Our code is divided into 3 R files
- ANN.R - Artificial neural network (Library used : nnet)
- naiveBayes.R - Naive Bayes model (Library used : klaR)
- tree.R - Decision tree (Library used: randomForest, tree, ISLR)
The confusion matrix is plotted in each of the files, for comparison between these algorithms, we will take a look at the area under the curve.
Algorithm | Multi-class area under the curve | Accuracy |
---|---|---|
ANN | 0.81 | 0.7234 |
Naive Bayes | 0.72 | 0.6552 |
Tree | 0.82 | 0.8348 |
We can say that for our dataset, random forest performs better.
Classifiers behave differently because their underlying theory is different. For instance, neural networks are bad with sparse data and such.

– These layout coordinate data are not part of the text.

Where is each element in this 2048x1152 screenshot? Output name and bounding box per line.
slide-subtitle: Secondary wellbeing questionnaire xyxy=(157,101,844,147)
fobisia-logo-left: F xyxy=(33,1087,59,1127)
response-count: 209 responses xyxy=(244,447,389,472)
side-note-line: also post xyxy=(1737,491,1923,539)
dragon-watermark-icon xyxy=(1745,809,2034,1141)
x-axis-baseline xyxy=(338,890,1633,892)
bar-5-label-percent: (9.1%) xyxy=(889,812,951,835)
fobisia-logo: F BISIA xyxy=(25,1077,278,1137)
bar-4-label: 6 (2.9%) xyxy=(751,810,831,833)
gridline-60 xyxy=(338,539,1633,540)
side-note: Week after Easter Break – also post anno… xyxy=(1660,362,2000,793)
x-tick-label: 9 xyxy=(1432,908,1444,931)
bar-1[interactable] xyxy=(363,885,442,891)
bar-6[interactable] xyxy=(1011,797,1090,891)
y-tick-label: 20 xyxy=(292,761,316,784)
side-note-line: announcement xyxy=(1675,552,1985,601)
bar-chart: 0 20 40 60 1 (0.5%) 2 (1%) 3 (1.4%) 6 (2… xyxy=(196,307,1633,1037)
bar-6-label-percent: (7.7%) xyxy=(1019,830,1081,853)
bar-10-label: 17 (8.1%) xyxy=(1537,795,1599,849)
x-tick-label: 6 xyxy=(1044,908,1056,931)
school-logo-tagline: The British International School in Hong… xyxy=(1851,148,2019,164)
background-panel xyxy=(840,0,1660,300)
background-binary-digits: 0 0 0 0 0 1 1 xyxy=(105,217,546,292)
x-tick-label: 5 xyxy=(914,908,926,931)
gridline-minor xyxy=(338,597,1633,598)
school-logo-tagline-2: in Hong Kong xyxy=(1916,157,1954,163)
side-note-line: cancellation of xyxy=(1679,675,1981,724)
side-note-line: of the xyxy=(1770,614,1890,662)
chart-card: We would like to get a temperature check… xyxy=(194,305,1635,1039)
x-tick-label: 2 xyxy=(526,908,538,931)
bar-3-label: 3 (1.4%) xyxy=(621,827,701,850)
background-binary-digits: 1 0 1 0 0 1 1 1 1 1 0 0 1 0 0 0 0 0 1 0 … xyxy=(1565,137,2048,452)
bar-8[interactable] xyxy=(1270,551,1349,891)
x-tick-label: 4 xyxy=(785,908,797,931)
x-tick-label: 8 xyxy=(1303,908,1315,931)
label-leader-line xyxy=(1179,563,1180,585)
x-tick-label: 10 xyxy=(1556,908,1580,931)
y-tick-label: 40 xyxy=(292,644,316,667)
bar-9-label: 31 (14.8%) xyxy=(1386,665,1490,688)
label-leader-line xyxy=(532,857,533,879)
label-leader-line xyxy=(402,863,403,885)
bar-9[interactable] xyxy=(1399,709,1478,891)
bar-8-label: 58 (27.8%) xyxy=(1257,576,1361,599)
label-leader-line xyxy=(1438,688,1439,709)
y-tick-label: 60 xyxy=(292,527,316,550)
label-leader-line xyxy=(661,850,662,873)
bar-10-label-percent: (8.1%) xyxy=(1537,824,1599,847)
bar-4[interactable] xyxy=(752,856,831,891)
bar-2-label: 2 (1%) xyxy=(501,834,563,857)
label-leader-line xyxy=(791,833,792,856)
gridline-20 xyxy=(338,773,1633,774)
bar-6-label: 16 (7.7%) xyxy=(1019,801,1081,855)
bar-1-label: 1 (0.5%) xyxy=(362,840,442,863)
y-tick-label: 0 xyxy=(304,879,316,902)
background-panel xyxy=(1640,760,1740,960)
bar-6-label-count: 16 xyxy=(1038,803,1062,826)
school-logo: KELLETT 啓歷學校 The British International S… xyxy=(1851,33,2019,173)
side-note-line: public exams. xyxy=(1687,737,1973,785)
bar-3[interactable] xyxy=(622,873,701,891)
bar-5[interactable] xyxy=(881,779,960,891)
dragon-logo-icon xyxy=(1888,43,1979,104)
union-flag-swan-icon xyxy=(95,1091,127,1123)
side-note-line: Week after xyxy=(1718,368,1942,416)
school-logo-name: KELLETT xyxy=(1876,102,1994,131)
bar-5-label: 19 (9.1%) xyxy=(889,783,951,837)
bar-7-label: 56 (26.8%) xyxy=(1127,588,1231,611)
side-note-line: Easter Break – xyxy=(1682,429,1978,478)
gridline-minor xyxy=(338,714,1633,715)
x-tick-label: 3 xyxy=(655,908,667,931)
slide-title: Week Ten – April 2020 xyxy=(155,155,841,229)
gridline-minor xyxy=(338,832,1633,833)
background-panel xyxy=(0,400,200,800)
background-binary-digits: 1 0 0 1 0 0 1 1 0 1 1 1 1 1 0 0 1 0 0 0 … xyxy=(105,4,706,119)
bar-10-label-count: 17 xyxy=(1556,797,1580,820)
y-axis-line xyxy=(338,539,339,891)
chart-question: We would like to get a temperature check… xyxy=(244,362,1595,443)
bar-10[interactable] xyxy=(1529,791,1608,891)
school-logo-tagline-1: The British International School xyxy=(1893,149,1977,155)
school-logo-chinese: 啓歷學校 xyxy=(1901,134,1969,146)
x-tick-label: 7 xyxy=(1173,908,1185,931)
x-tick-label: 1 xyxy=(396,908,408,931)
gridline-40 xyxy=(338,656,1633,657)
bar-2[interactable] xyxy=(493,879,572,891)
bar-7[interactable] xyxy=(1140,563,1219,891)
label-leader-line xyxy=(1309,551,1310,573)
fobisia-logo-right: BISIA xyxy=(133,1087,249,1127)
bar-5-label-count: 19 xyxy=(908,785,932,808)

Naive Bayes on the other hand, assumes member variables to be independent of each other. In this case for products, one feature clearly will have correlation with other feature(s). Hence, the low AUC (~70%) of Naive Bayes is justified.
Random Forest always outperform normal decision tree, particularly in larger datasets because of its ensemble approach. The drawback being it is computationally expensive.